Published in final edited form as: J Control Release. 2017 Jun 29;261:263–274. doi: 10.1016/j.jconrel.2017.06.026

Fig. 4.

Fig. 4.

PMVDS targets dendritic cells for antigen delivery (A-B) and activation (C-D). (A-B) Mouse dendritic cells (DC2.4) were Incubated with the antigen, FITC-ova delivered through PBS (a), PLGA particles (b), or InAc-PMVDS (c) as a vehicle. (A) The amount of antigen delivered in 1 h was quantified by flow cytometer by measuring the mean fluorescence intensity (MFI) of each cell. Data represent mean ± standard deviation (n = 3) and *** represents that the values are significantly different when compared to FITC-ova-PBS group (at p < 0.001) using one-way ANOVA with Bonferroni’s multiple comparison test. (B) The persistence of the antigen delivered in 1 h to dendritic cells was followed at different time periods using fluorescence imaging (1 h, 12 h, and 24 h). (C-D) InAc particles activate dendritic cells through TLR-4. (C). Dendritic cells and HEK cells expressing only TLR-4 were incubated with a known TLR-4 agonist MPLA (2 μg/ml), InAc particles at different concentration (10, 100 and 250 μg/ml), and PLGA particles (250 μg/ml). Data represents mean ± standard deviation (n = 4–5). * and *** indicates that values are significant at p ≤ 0.05 and p ≤ 0.001 respectively, as compared to PLGA treated cells using one-way ANOVA followed by Dunnett’s post-hoc multiple comparison test. (D) Simultaneously, DC2.4 cells were incubated with an established TLR-4 antagonist, LPS-RS (120 ng/ml) for 1 h before adding InAc particles (250 μg/ml) or MPLA (2 μg/ml).
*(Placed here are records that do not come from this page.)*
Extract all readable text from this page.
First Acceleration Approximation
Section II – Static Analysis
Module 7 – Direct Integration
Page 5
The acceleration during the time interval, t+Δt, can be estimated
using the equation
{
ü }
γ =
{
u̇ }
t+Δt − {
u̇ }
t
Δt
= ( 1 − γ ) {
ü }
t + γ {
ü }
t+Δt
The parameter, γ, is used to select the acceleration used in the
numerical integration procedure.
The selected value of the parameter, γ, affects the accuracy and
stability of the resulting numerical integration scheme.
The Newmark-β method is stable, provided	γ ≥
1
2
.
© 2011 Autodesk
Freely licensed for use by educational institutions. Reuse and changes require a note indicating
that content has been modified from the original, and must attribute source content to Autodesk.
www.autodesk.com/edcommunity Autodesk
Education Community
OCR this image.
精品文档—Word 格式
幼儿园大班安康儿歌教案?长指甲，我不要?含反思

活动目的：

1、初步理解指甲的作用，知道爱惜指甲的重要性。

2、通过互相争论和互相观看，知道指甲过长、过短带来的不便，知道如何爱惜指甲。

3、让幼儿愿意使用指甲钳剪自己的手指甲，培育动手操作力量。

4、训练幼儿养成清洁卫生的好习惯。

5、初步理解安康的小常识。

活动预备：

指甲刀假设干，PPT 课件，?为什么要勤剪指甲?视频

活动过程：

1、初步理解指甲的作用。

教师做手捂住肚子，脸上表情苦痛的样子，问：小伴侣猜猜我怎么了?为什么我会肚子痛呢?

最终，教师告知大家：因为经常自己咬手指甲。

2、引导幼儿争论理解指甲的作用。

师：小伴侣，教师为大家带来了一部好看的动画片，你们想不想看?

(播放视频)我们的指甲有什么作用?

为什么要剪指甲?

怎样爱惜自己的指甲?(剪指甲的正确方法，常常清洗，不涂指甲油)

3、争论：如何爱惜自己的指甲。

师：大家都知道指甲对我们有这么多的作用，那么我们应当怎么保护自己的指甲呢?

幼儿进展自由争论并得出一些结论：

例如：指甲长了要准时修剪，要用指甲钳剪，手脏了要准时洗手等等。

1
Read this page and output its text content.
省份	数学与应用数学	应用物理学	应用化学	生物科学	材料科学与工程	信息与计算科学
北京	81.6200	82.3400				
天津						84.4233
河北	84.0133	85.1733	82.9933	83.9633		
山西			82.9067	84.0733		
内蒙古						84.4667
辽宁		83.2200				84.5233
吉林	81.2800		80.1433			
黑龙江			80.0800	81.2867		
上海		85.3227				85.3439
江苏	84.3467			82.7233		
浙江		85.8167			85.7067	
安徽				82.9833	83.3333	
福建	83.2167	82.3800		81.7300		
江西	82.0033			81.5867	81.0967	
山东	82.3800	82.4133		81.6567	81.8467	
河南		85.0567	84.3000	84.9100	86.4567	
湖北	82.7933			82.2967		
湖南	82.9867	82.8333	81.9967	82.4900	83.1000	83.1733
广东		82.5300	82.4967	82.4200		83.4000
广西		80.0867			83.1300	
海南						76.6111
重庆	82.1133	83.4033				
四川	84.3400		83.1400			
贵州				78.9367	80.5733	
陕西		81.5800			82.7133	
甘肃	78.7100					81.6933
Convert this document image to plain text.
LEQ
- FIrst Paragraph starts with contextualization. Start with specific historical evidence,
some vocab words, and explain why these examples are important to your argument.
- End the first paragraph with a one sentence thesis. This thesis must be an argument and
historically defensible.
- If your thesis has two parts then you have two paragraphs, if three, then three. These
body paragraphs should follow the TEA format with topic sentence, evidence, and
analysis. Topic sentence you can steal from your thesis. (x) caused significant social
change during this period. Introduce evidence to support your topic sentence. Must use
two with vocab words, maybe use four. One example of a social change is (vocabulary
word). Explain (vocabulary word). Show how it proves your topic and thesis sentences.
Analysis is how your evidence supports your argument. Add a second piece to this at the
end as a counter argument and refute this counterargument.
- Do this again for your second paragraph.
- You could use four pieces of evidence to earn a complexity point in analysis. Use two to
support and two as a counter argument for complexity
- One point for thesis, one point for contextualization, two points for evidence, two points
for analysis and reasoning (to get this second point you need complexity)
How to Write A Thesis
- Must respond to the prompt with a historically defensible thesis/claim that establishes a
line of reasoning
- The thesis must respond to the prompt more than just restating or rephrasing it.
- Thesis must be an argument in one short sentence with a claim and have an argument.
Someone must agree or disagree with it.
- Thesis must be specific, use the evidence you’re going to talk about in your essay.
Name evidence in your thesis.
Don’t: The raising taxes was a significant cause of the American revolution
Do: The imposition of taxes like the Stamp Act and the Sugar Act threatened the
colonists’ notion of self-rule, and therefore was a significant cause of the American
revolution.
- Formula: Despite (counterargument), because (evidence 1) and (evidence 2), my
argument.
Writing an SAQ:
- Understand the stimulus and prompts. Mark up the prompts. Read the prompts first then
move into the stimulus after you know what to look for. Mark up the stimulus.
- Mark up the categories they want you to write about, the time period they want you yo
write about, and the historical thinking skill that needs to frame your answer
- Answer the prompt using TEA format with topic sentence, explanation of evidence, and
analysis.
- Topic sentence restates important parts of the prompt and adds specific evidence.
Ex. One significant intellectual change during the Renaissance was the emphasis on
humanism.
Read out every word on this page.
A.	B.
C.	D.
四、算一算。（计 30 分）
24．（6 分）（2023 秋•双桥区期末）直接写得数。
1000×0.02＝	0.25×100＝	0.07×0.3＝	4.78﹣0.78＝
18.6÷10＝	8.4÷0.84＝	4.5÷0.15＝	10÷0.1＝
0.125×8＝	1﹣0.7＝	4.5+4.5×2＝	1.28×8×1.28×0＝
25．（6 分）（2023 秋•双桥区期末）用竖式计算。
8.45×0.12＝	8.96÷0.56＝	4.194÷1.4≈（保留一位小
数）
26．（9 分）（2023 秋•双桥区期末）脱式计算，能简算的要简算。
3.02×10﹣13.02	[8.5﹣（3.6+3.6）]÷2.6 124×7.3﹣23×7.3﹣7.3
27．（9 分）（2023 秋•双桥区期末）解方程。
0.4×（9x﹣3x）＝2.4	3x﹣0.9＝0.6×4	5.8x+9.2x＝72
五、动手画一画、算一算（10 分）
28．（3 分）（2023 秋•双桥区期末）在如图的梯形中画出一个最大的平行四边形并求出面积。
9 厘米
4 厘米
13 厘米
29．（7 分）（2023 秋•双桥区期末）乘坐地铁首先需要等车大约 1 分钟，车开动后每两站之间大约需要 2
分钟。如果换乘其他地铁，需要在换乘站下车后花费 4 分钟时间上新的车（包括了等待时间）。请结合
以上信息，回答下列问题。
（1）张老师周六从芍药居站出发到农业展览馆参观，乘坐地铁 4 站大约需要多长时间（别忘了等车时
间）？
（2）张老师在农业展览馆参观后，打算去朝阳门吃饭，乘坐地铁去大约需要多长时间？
After 48 h of immune stimulation, cell supernatants were collected and analyzed for the levels of IL-8 by ELISA as a readout for activation. InAc particles along with MPLA stimulated DC2.4 cells. However, LPS-RS inhibited InAc induced immune-stimulation of DC2.4 cells. Data represents mean ± standard deviation (n = 4–5). *** indicates that values are significant, at (p ≤ 0.001) using one-way ANOVA, followed by post-hoc multiple comparison tests. Dunnett’s multiple comparison test was used for MPLA and InAc group to compare with the medium treated cells. Bonferroni’s multiple comparison test was used for MPLA + LPS-RS and InAc + LPS-RS groups to compare with MPLA and InAc groups, respectively.